Good Practice Communicates High Expectations


Good Practice Communicates High Expectations
Expect more and you will get it. High expectations are important for everyone — for the poorly prepared, for those unwilling to exert themselves, and for the bright and well motivated. Expecting students to perform well becomes a self-fulfilling prophecy.

New technologies can communicate high expectations explicitly and efficiently. Significant real-life problems, conflicting perspectives, or paradoxical data sets can set powerful learning challenges that drive students to not only acquire information but sharpen their cognitive skills of analysis, synthesis, application, and evaluation.

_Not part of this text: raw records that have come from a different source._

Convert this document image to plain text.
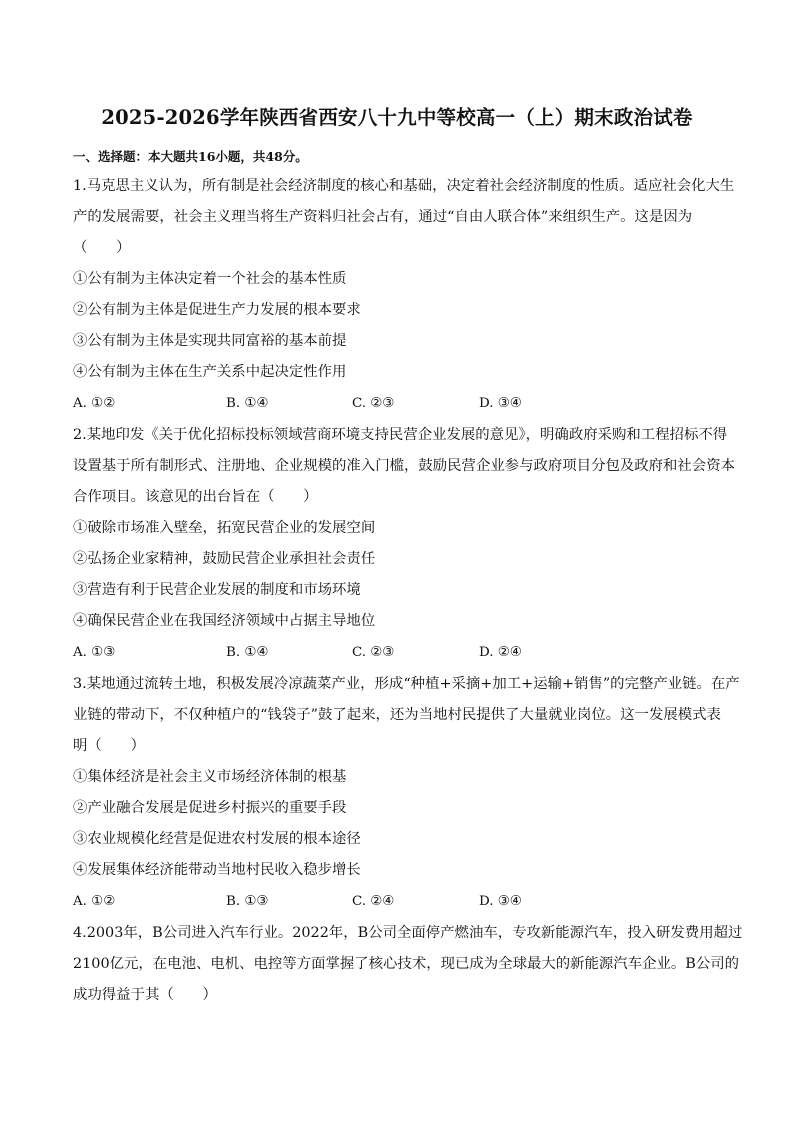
2025-2026学年陕西省西安八十九中等校高一（上）期末政治试卷
一、选择题：本大题共16小题，共48分。
1.马克思主义认为，所有制是社会经济制度的核心和基础，决定着社会经济制度的性质。适应社会化大生
产的发展需要，社会主义理当将生产资料归社会占有，通过“自由人联合体”来组织生产。这是因为
（　　）
①公有制为主体决定着一个社会的基本性质
②公有制为主体是促进生产力发展的根本要求
③公有制为主体是实现共同富裕的基本前提
④公有制为主体在生产关系中起决定性作用
A. ①②	B. ①④	C. ②③	D. ③④
2.某地印发《关于优化招标投标领域营商环境支持民营企业发展的意见》，明确政府采购和工程招标不得
设置基于所有制形式、注册地、企业规模的准入门槛，鼓励民营企业参与政府项目分包及政府和社会资本
合作项目。该意见的出台旨在（　　）
①破除市场准入壁垒，拓宽民营企业的发展空间
②弘扬企业家精神，鼓励民营企业承担社会责任
③营造有利于民营企业发展的制度和市场环境
④确保民营企业在我国经济领域中占据主导地位
A. ①③	B. ①④	C. ②③	D. ②④
3.某地通过流转土地，积极发展冷凉蔬菜产业，形成“种植+采摘+加工+运输+销售”的完整产业链。在产
业链的带动下，不仅种植户的“钱袋子”鼓了起来，还为当地村民提供了大量就业岗位。这一发展模式表
明（　　）
①集体经济是社会主义市场经济体制的根基
②产业融合发展是促进乡村振兴的重要手段
③农业规模化经营是促进农村发展的根本途径
④发展集体经济能带动当地村民收入稳步增长
A. ①②	B. ①③	C. ②④	D. ③④
4.2003年，B公司进入汽车行业。2022年，B公司全面停产燃油车，专攻新能源汽车，投入研发费用超过
2100亿元，在电池、电机、电控等方面掌握了核心技术，现已成为全球最大的新能源汽车企业。B公司的
成功得益于其（　　）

Many faculty report that students feel stimulated by knowing their finished work will be “published” on the World Wide Web. With technology, criteria for evaluating products and performances can be more clearly articulated by the teacher, or generated collaboratively with students. General criteria can be illustrated with samples of excellent, average, mediocre, and faulty performance. These samples can be shared and modified easily. They provide a basis for peer evaluation, so learning teams can help everyone succeed.

Communicates high expectations

Research has shown that learners are motivated to reach high expectations. One expectation that is almost a “buzzword” in today’s training and education circles is that of “learner centred learning.” One aspect of learner centred learning is that of giving learners responsibility for their own learning. The Internet makes it possible for learners to expand their learning experiences beyond the confines of any single textbook or even a single library to libraries, schools, companies and museums throughout the
world.

Giving learners more control and responsibility for their own learning is one way in which educators can communicate high expectations to learners. However, if the learners are expected to meet high expectations then they should be given tools that make success possible. Some of the ways in which the Internet can help do this include:

  • The ability to develop vibrant engaging content
  • The provision of communication and collaboration opportunities
  • The availability of vast resources for in-depth study and research

Challenges: The development of engaging content and interesting collaborative activities for online study requires skill and creativity. It may also require skilled resources.